In a bid for a new sentencing hearing for a man on death row, the lawyer for Wesley Baker yesterday asked the state's highest court either to rule that the Harford County judge who sentenced Baker to die forfeited his judicial authority by temporarily moving from the county or to order a fact-finding hearing on the allegation that the judge moved.

"I'm here because Wesley Baker sits on the precipice of being executed by a judge who did not have the authority" to sentence him, Stuart Jay Robinson, Baker's lawyer, argued to the Court of Appeals.

But Assistant Attorney General Anne N. Bosse told the seven-member court that even if Judge Cypert O. Whitfill temporarily lived in Cockeysville during the late 1980s, as alleged by Baker's lawyer, he did not switch to a new permanent address or lose his judicial authority in Harford County. Besides, she said, Baker should have raised the issue years ago, not three weeks before his scheduled execution.

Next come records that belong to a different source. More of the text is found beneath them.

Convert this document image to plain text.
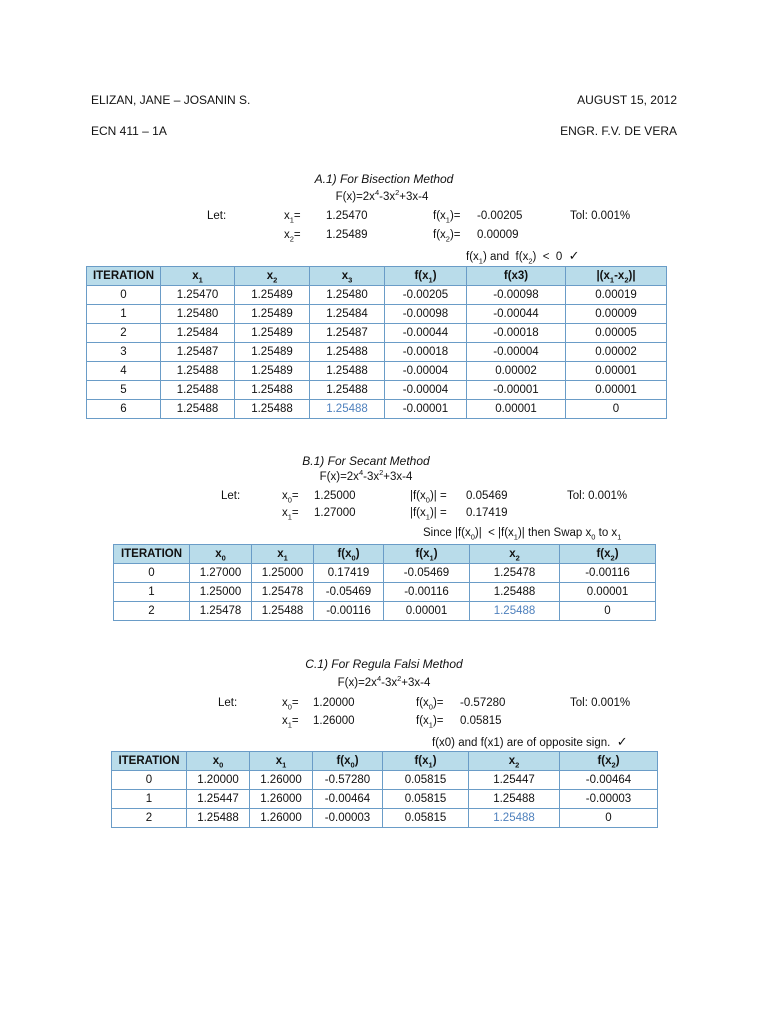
ELIZAN, JANE – JOSANIN S.	AUGUST 15, 2012
ECN 411 – 1A	ENGR. F.V. DE VERA
A.1) For Bisection Method
$F(x)=2x^4-3x^2+3x-4$
Let:	$x_1= 1.25470$	$f(x_1)= -0.00205$	Tol: 0.001%
$x_2= 1.25489$	$f(x_2)= 0.00009$
$f(x_1)$ and  $f(x_2) < 0$  ✓
ITERATION	$x_1$	$x_2$	$x_3$	$f(x_1)$	f(x3)	$|(x_1-x_2)|$
0	1.25470	1.25489	1.25480	-0.00205	-0.00098	0.00019
1	1.25480	1.25489	1.25484	-0.00098	-0.00044	0.00009
2	1.25484	1.25489	1.25487	-0.00044	-0.00018	0.00005
3	1.25487	1.25489	1.25488	-0.00018	-0.00004	0.00002
4	1.25488	1.25489	1.25488	-0.00004	0.00002	0.00001
5	1.25488	1.25488	1.25488	-0.00004	-0.00001	0.00001
6	1.25488	1.25488	1.25488	-0.00001	0.00001	0
B.1) For Secant Method
$F(x)=2x^4-3x^2+3x-4$
Let:	$x_0= 1.25000$	$|f(x_0)| = 0.05469$	Tol: 0.001%
$x_1= 1.27000$	$|f(x_1)| = 0.17419$
Since $|f(x_0)| < |f(x_1)|$ then Swap $x_0$ to $x_1$
ITERATION	$x_0$	$x_1$	$f(x_0)$	$f(x_1)$	$x_2$	$f(x_2)$
0	1.27000	1.25000	0.17419	-0.05469	1.25478	-0.00116
1	1.25000	1.25478	-0.05469	-0.00116	1.25488	0.00001
2	1.25478	1.25488	-0.00116	0.00001	1.25488	0
C.1) For Regula Falsi Method
$F(x)=2x^4-3x^2+3x-4$
Let:	$x_0= 1.20000$	$f(x_0)= -0.57280$	Tol: 0.001%
$x_1= 1.26000$	$f(x_1)= 0.05815$
f(x0) and f(x1) are of opposite sign. ✓
ITERATION	$x_0$	$x_1$	$f(x_0)$	$f(x_1)$	$x_2$	$f(x_2)$
0	1.20000	1.26000	-0.57280	0.05815	1.25447	-0.00464
1	1.25447	1.26000	-0.00464	0.05815	1.25488	-0.00003
2	1.25488	1.26000	-0.00003	0.05815	1.25488	0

In 1992, at a time when all agree that Whitfill lived in Harford, he sentenced Baker to die for fatally shooting 49-year-old Jane Tyson in front of her grandchildren in a 1991 robbery that netted $10. The crime occurred in the parking lot at Westview Mall in Catonsville, but Baker asked to be tried outside Baltimore County.

The state's top judges peppered both sides with questions - among them, what would become of more than a decade of Whitfill's rulings if it was determined that he moved, that he did not meet residency requirements and so lost his judgeship in the 1980s. Whitfill retired in 1999.

The issue has come up before. In 1990, Baltimore County Circuit Judge Dana M. Levitz denied a request for a new trial when Robinson contended that Whitfill had no jurisdiction to sentence Timothy Scott Sherman to two life terms for the 1987 shotgun slayings of his parents.

Former Gov. Parris N. Glendening imposed a moratorium on executions in May, just days before Baker was to die. A bill to halt executions in Maryland appears to be on the way to a final Senate vote today.

Prosecutors would have to approach Gov. Robert L. Ehrlich Jr. to sign a new death warrant.